At the 6th week K-wire was removed.

He was examined on the 8th week, revealing unrestricted ROM of elbow and forearm (Figure 6).

5. Discussion

This case highlights the importance of thorough clinical and radiological evaluation of pediatric patients with both bone forearm fractures. Failure to obtain and interpret good-quality radiographs properly is the most common problem of Monteggia fractures described in the literature [3]. Our case is another proof for this description. Adequate AP and lateral elbow radiographs must be taken in all pediatric forearm fractures of both bones.

This case reports a fracture-dislocation pattern that was not previously described in the literature. According to the Bado classification, pediatric Monteggia fractures are classified by direction of the radial head dislocation and type of forearm fracture [2] (Table 1).

Table 1: Lateral radial head dislocation with concomitant both-bone forearm fracture fits in the Bado classification as a type 3 equivalent lesion, which has never been described [2].

There are also Monteggia equivalent lesions, which describe fracture-dislocations equivalent to each subtype of the Bado classification.

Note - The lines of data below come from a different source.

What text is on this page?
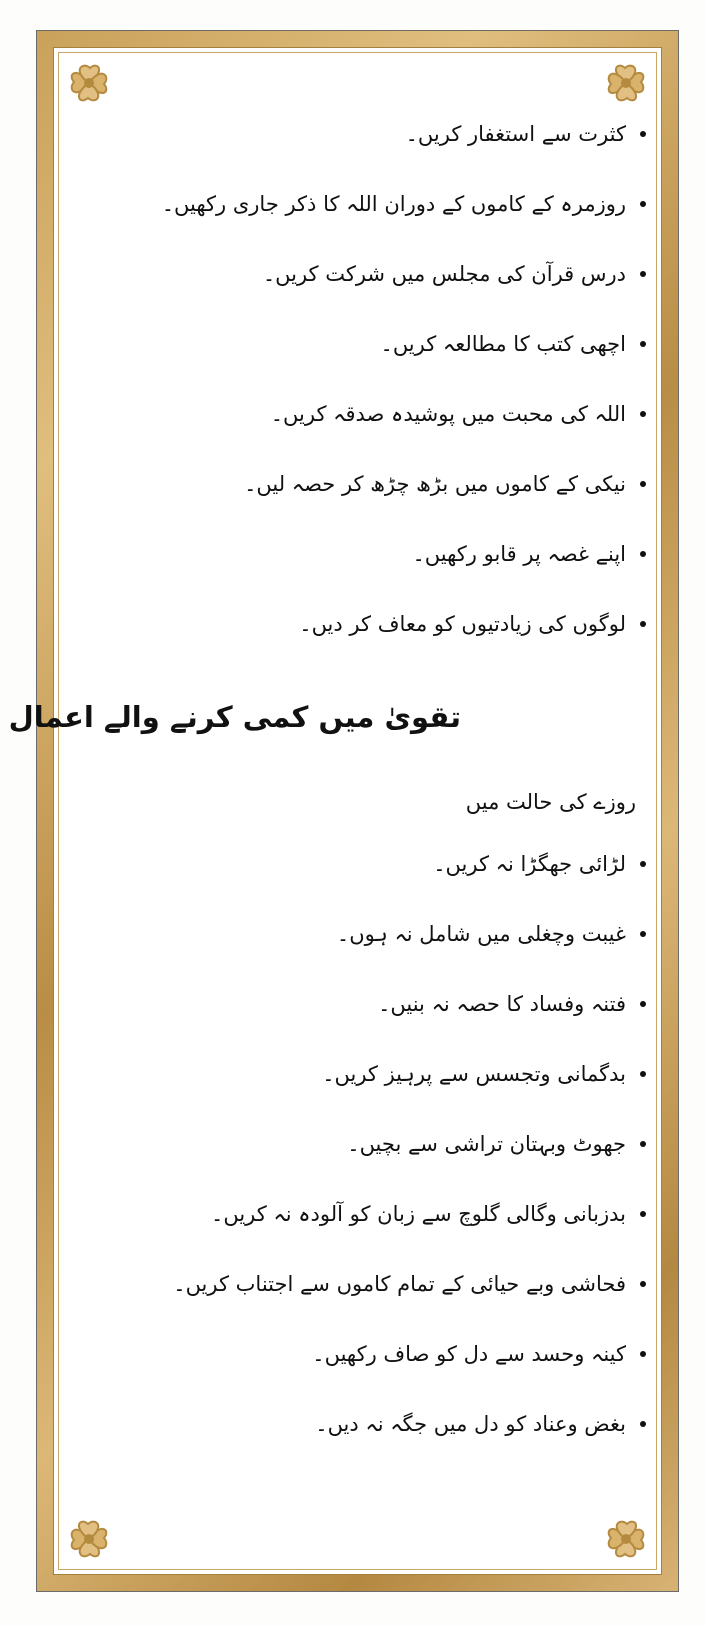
کثرت سے استغفار کریں۔
روزمرہ کے کاموں کے دوران اللہ کا ذکر جاری رکھیں۔
درس قرآن کی مجلس میں شرکت کریں۔
اچھی کتب کا مطالعہ کریں۔
اللہ کی محبت میں پوشیدہ صدقہ کریں۔
نیکی کے کاموں میں بڑھ چڑھ کر حصہ لیں۔
اپنے غصہ پر قابو رکھیں۔
لوگوں کی زیادتیوں کو معاف کر دیں۔
تقویٰ میں کمی کرنے والے اعمال
روزے کی حالت میں
لڑائی جھگڑا نہ کریں۔
غیبت وچغلی میں شامل نہ ہوں۔
فتنہ وفساد کا حصہ نہ بنیں۔
بدگمانی وتجسس سے پرہیز کریں۔
جھوٹ وبہتان تراشی سے بچیں۔
بدزبانی وگالی گلوچ سے زبان کو آلودہ نہ کریں۔
فحاشی وبے حیائی کے تمام کاموں سے اجتناب کریں۔
کینہ وحسد سے دل کو صاف رکھیں۔
بغض وعناد کو دل میں جگہ نہ دیں۔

The direction of the radial head dislocation is the primary condition to classify equivalent injuries. Hence a forearm fracture of both bones is not always classified as type IV but rather in accordance to the direction of the radial head dislocation (Table 1). The unusual fracture-dislocation pattern in this case, namely, the lateral dislocation of the radial head and fracture of ulnar shaft, is a candidate to be named as a Monteggia type 3 equivalent lesion.

Treatment is simple when diagnosed, but clinical consequences of delayed Monteggia fractures are dire as reported in the literature. Delayed diagnosis is still reported to constitute an important problem [4]. Undefined Monteggia lesions, like the one described in this case, might have contributed to missed diagnoses in the past. Therefore it is important for clinicians to critically evaluate and interpret radiographs in a patient with a forearm fracture of both bones.

In addition to the diagnostic features, we highlight a unique treatment method. Some authors believe that the purpose of treatment is to obtain an anatomically reduced radial head, which can often be accomplished with less than anatomic reduction of the ulna [3]. Others claim that the success of the treatment depends on an anatomic reduction and stabilization of the ulna [4]. In our case, although the ulna was reduced anatomically, the radial head was still dislocated laterally. We decided to insert an intramedullary nail in the radius and check the stability intraoperatively. This method provided an acceptable stabilization without the need for fixation of the ulna fracture.

Competing Interests

The authors declare that they have no competing interests.